Meiosis is process by which eukaryotic organisms, including yeast and humans, produce gametes for sexual reproduction. During meiosis, chromosomes of diploid cells undergo replication followed by two successive segregation events to produce haploid gametes. Homologous chromosomes must pair and recombine to segregate properly at the first division. Homolog pairing is a universal feature of meiosis. Strategies for homolog pairing are conserved among organisms; however, one mechanism may dominate from one organism to the next. Homolog pairing in budding yeast is primarily mediated by double-strand break initiated recombination. Prior to this work, few studies examined the contribution of recombination-independent events in budding yeast. In this study, the contribution of double-strand break repair factors, axial element components, actin-mediated movement were analyzed using a site-specific recombination assay that measures the relative spatial proximity of pairs of chromosomal loci. This assay monitors interactions between identical positions on homologous chromosomes (allelic) and with nonhomologous chromosomes (ectopic). Here analysis of mutants defective in carrying out various stages of recombination points to the strand invasion step of double-strand break repair as being critically important for establishing close stable homolog juxtaposition.
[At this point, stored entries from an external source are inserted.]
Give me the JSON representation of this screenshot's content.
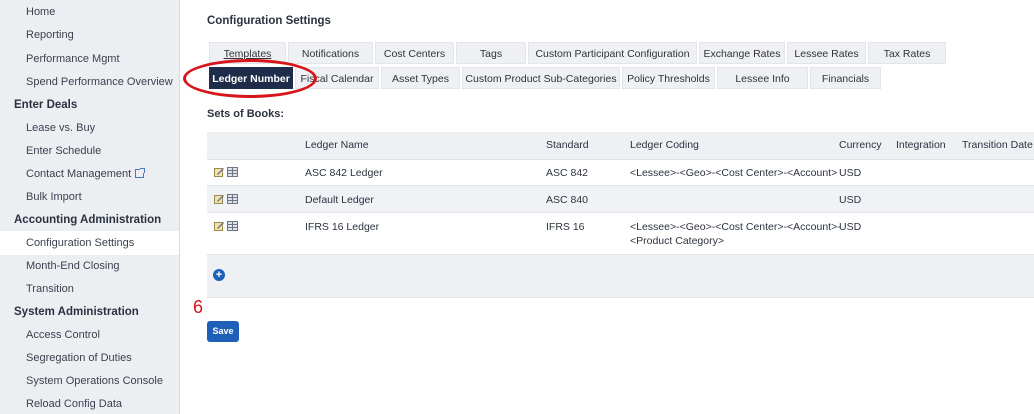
{
  "sidebar": {
    "items": [
      {
        "label": "Home"
      },
      {
        "label": "Reporting"
      },
      {
        "label": "Performance Mgmt"
      },
      {
        "label": "Spend Performance Overview"
      },
      {
        "label": "Enter Deals"
      },
      {
        "label": "Lease vs. Buy"
      },
      {
        "label": "Enter Schedule"
      },
      {
        "label": "Contact Management"
      },
      {
        "label": "Bulk Import"
      },
      {
        "label": "Accounting Administration"
      },
      {
        "label": "Configuration Settings"
      },
      {
        "label": "Month-End Closing"
      },
      {
        "label": "Transition"
      },
      {
        "label": "System Administration"
      },
      {
        "label": "Access Control"
      },
      {
        "label": "Segregation of Duties"
      },
      {
        "label": "System Operations Console"
      },
      {
        "label": "Reload Config Data"
      }
    ]
  },
  "main": {
    "title": "Configuration Settings",
    "tabs_row1": [
      {
        "label": "Templates"
      },
      {
        "label": "Notifications"
      },
      {
        "label": "Cost Centers"
      },
      {
        "label": "Tags"
      },
      {
        "label": "Custom Participant Configuration"
      },
      {
        "label": "Exchange Rates"
      },
      {
        "label": "Lessee Rates"
      },
      {
        "label": "Tax Rates"
      }
    ],
    "tabs_row2": [
      {
        "label": "Ledger Number"
      },
      {
        "label": "Fiscal Calendar"
      },
      {
        "label": "Asset Types"
      },
      {
        "label": "Custom Product Sub-Categories"
      },
      {
        "label": "Policy Thresholds"
      },
      {
        "label": "Lessee Info"
      },
      {
        "label": "Financials"
      }
    ],
    "sets_label": "Sets of Books:",
    "table": {
      "headers": [
        "Ledger Name",
        "Standard",
        "Ledger Coding",
        "Currency",
        "Integration",
        "Transition Date"
      ],
      "rows": [
        {
          "name": "ASC 842 Ledger",
          "standard": "ASC 842",
          "coding": "<Lessee>-<Geo>-<Cost Center>-<Account>",
          "coding2": "",
          "currency": "USD"
        },
        {
          "name": "Default Ledger",
          "standard": "ASC 840",
          "coding": "",
          "coding2": "",
          "currency": "USD"
        },
        {
          "name": "IFRS 16 Ledger",
          "standard": "IFRS 16",
          "coding": "<Lessee>-<Geo>-<Cost Center>-<Account>-",
          "coding2": "<Product Category>",
          "currency": "USD"
        }
      ]
    },
    "add_label": "+",
    "step_number": "6",
    "save_label": "Save"
  },
  "colors": {
    "active_tab": "#1f2d4a",
    "primary_button": "#1e5fb8",
    "annotation": "#d7141a"
  }
}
Moreover, an unexpected role for chromosome movement was uncovered. While there is a long-standing consensus in the field that the bouquet arrangement facilitates homolog pairing, we found that the bouquet also promotes interactions between ectopic chromosomal loci. Ectopic recombination between nonhomologous chromosomes could have deleterious effects on the chromosome composition of gametes. Our findings suggest that chromosome movement is one mechanism that disrupts the juxtaposition of ectopic chromosomal loci. A second way to prevent nonspecific chromosome interactions requires the meiosis-specific cohesin component Rec8. That is modification of chromosome structure prevents nonspecific associations. Error in chromosome transmission during the formation of gametes is the largest contributing factor of birth defects in humans. Understanding of the biology underlying these errors may contribute to advances that will limit these outcomes in the future.